What was created with OpenLDAP is incredible. Truly.

Experienced with open source but never seen before a system that is so
archaic. Amazing. The way that configuration works is something that has to
be seen and experienced to be believed.

There must be strong commercial interest served here to create a system
that works in this manner. It allows for configuration changes that corrupt
the installation but will now allow manual correction of the configuration.

Chicken and egg. To correct the configuration you have start OpenLDAP and
ldapmodify the config files. But.... OpenLDAP will not start because the
configuration is not correct. Really funny. And if you try to manually undo
your changes, OpenLDAP will completely refuse to put itself into something
that resembles a working configuration.

It is fairly easy to make configuration changes that corrupt the database.
Documentation is often incorrect or non-existing. For example try to add
sha2 support.
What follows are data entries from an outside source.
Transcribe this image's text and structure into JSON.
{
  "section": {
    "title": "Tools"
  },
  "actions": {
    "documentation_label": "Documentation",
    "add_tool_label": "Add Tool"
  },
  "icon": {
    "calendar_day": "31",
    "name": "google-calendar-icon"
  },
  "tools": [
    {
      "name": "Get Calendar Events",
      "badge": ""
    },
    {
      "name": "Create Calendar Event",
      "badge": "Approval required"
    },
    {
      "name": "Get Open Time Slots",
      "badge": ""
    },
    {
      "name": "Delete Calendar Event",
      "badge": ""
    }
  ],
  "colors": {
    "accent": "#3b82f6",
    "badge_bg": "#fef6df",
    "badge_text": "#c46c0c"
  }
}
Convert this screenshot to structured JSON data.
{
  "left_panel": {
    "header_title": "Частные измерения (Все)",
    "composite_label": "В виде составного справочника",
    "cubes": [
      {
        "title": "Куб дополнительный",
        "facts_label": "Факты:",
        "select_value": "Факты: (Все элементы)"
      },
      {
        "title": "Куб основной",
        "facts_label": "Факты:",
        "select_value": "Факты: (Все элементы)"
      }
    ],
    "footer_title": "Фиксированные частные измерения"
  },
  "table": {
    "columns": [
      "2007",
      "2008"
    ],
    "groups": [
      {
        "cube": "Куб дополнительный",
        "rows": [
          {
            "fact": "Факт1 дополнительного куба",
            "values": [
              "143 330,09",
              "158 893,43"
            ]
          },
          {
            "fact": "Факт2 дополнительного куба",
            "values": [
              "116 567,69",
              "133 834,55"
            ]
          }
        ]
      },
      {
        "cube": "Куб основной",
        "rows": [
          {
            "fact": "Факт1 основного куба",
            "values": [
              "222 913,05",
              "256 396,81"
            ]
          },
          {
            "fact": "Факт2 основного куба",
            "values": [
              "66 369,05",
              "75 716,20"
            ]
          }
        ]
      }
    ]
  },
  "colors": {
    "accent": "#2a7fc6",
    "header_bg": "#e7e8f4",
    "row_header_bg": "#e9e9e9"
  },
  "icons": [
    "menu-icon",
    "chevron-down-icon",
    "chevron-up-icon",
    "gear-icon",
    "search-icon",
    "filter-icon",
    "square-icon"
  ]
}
Accidentally add non existing hash method will create a
corrupt configuration. If you slapd restart it will fail to start. To
correct the configuration you need to start slapd. To start slapd you need
correct configuration. It is the end of your efforts.

I'm not doing this on a production system of course, I am trying to create
a production system where OpenLDAP is on of the many components. So far
most of the effort is OpenLDAP effort. It is consuming most of the project
budget. A project of a couple of days turns into a project for a couple of
weeks.

We just need a LDAP user directory. OpenLDAP is not it.